A partir de 1974, où sont référencés 5 articles, on observe une augmentation des articles traitant de l’ennui en psychologie (Annexe 1.1.)24. Ces 5 articles sont assez représentatifs des grandes orientations de recherche sur l’ennui dans le champ de la psychologie. L’article de Weinberger, Jerome et Muller (1974) traite du narcissisme phallique et de l’ennui : les auteurs distinguent l’ennui de la dépression et font un lien entre ennui et répression des buts (cet article est discuté la même année par Eisnitz, 1974). La recherche de Sirois en 1974 porte sur l’ennui et les implications en psychiatrie. Il fait également une distinction mais cette fois entre ennui et mélancolie, et avance que l’ennui est utilisé comme défense et cache des troubles psychiatriques. La solution proposée face à l’ennui est l’intégration sociale. La recherche de Rosseel en 1974 examine les causes de l’ennui et la fatigue au travail, en lien avec une variable d’ordre sociale (un travail monotone seul ou en situations sociales). Cette recherche met en évidence que l’ennui est en lien avec une tendance à la névrose en situations sociales, et à l’extraversion en situation de solitude.

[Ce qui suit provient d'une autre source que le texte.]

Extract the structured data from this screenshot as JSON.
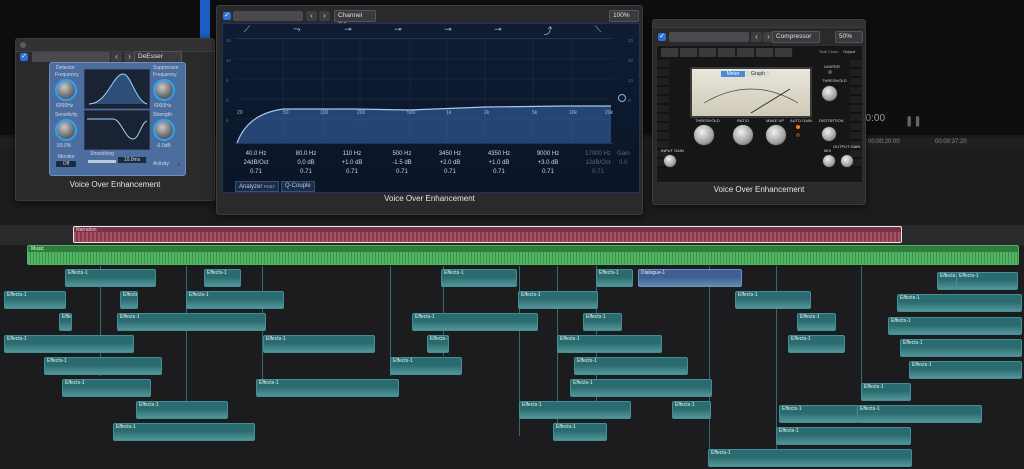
{
  "colors": {
    "accent": "#2f6fd6",
    "clip": "#2a6b70",
    "narration": "#a04a5c",
    "music": "#3ea24f",
    "dialogue": "#4a6aa0"
  },
  "timeline": {
    "timecode": "00:00",
    "ruler_ticks": [
      "00:00:20:00",
      "00:00:37:20"
    ]
  },
  "deesser": {
    "plugin": "DeEsser",
    "detector_label": "Detector",
    "suppressor_label": "Suppressor",
    "freq_label_l": "Frequency",
    "freq_value_l": "6000Hz",
    "freq_label_r": "Frequency",
    "freq_value_r": "6000Hz",
    "sens_label": "Sensitivity",
    "sens_value": "50.0%",
    "strength_label": "Strength",
    "strength_value": "-6.0dB",
    "monitor_label": "Monitor",
    "monitor_value": "Off",
    "smoothing_label": "Smoothing",
    "smoothing_value": "10.0ms",
    "activity_label": "Activity",
    "footer": "Voice Over Enhancement"
  },
  "eq": {
    "plugin": "Channel EQ",
    "zoom": "100%",
    "freq_axis": [
      "20",
      "50",
      "100",
      "200",
      "500",
      "1k",
      "2k",
      "5k",
      "10k",
      "20k"
    ],
    "bands": [
      {
        "freq": "40.0 Hz",
        "gain": "24dB/Oct",
        "q": "0.71"
      },
      {
        "freq": "80.0 Hz",
        "gain": "0.0 dB",
        "q": "0.71"
      },
      {
        "freq": "110 Hz",
        "gain": "+1.0 dB",
        "q": "0.71"
      },
      {
        "freq": "500 Hz",
        "gain": "-1.5 dB",
        "q": "0.71"
      },
      {
        "freq": "3450 Hz",
        "gain": "+2.0 dB",
        "q": "0.71"
      },
      {
        "freq": "4350 Hz",
        "gain": "+1.0 dB",
        "q": "0.71"
      },
      {
        "freq": "9000 Hz",
        "gain": "+3.0 dB",
        "q": "0.71"
      },
      {
        "freq": "17000 Hz",
        "gain": "12dB/Oct",
        "q": "0.71"
      }
    ],
    "gain_label": "Gain",
    "gain_value": "0.0",
    "analyzer_label": "Analyzer",
    "analyzer_mode": "POST",
    "qcouple_label": "Q-Couple",
    "footer": "Voice Over Enhancement"
  },
  "compressor": {
    "plugin": "Compressor",
    "zoom": "50%",
    "meter_tab": "Meter",
    "graph_tab": "Graph",
    "limiter_label": "LIMITER",
    "threshold_l": "THRESHOLD",
    "threshold_label": "THRESHOLD",
    "ratio_label": "RATIO",
    "makeup_label": "MAKE UP",
    "autogain_label": "AUTO GAIN",
    "distortion_label": "DISTORTION",
    "mix_label": "MIX",
    "input_gain_label": "INPUT GAIN",
    "output_gain_label": "OUTPUT GAIN",
    "side_chain": "Side Chain",
    "output": "Output",
    "footer": "Voice Over Enhancement"
  },
  "tracks": {
    "narration": "Narration",
    "music": "Music",
    "dialogue": "Dialogue-1",
    "effect_label": "Effects-1"
  }
}
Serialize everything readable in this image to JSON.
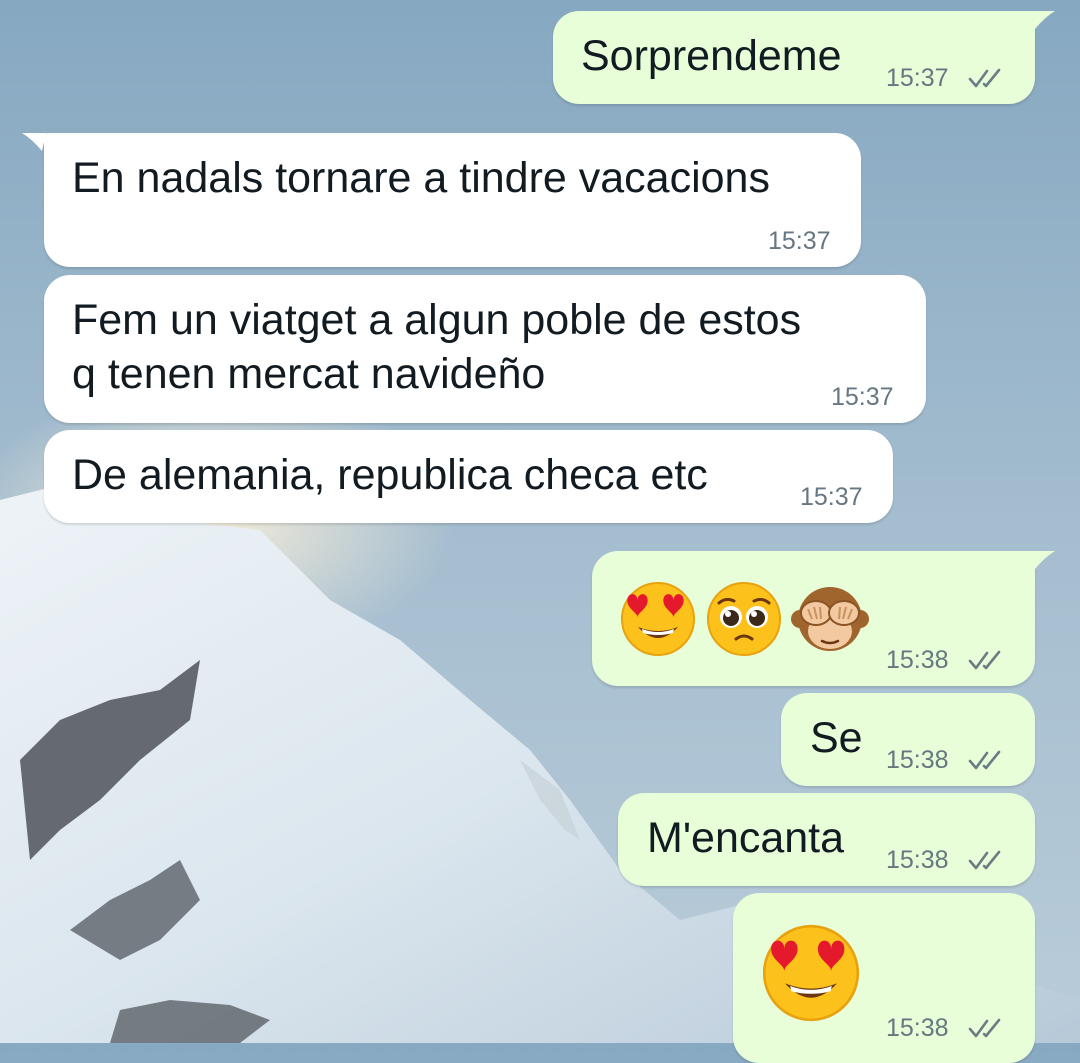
{
  "chat": {
    "colors": {
      "outgoing_bubble": "#e7fed8",
      "incoming_bubble": "#ffffff",
      "timestamp": "#667781",
      "read_ticks": "#6b7c85"
    },
    "wallpaper": "snowy-mountain-photo",
    "messages": [
      {
        "direction": "outgoing",
        "text": "Sorprendeme",
        "time": "15:37",
        "status_icon": "double-check-icon"
      },
      {
        "direction": "incoming",
        "text": "En nadals tornare a tindre vacacions",
        "time": "15:37"
      },
      {
        "direction": "incoming",
        "text": "Fem un viatget a algun poble de estos\nq tenen mercat navideño",
        "time": "15:37"
      },
      {
        "direction": "incoming",
        "text": "De alemania, republica checa etc",
        "time": "15:37"
      },
      {
        "direction": "outgoing",
        "emojis": [
          "heart-eyes-emoji",
          "pleading-face-emoji",
          "see-no-evil-monkey-emoji"
        ],
        "time": "15:38",
        "status_icon": "double-check-icon"
      },
      {
        "direction": "outgoing",
        "text": "Se",
        "time": "15:38",
        "status_icon": "double-check-icon"
      },
      {
        "direction": "outgoing",
        "text": "M'encanta",
        "time": "15:38",
        "status_icon": "double-check-icon"
      },
      {
        "direction": "outgoing",
        "emojis": [
          "heart-eyes-emoji"
        ],
        "time": "15:38",
        "status_icon": "double-check-icon"
      }
    ]
  }
}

Cet aperçu du traitement de l’ennui par la psychologie confirme les observations réalisées précédemment. Même mineur, il reste un objet d’étude constant, et il intéresse tous les champs de la psychologie dans sa définition la plus large. Nous constatons que l’ennui conserve toujours un certain nombre d’ambivalences que nous avons déjà soulignées, telles que l’individuel et le social, mais également la question de la disposition de certains individus. L’ennui est à la fois présent dans le domaine attenant à la psychiatrie, avec une tentative de différenciation des autres pathologies, mais également dans le domaine du travail et de la productivité. On retrouve aussi des problématiques proches de la philosophie, par exemple avec les recherches portant sur l’estimation du temps qui passe. Le point commun à ces recherches éclatées est la tentative d’identification de variables explicatives à ce phénomène d’ennui.

Notes
24.

A l’exception de 1978 où un seul article est référencé, il n’y aura jamais moins de 3 articles par an.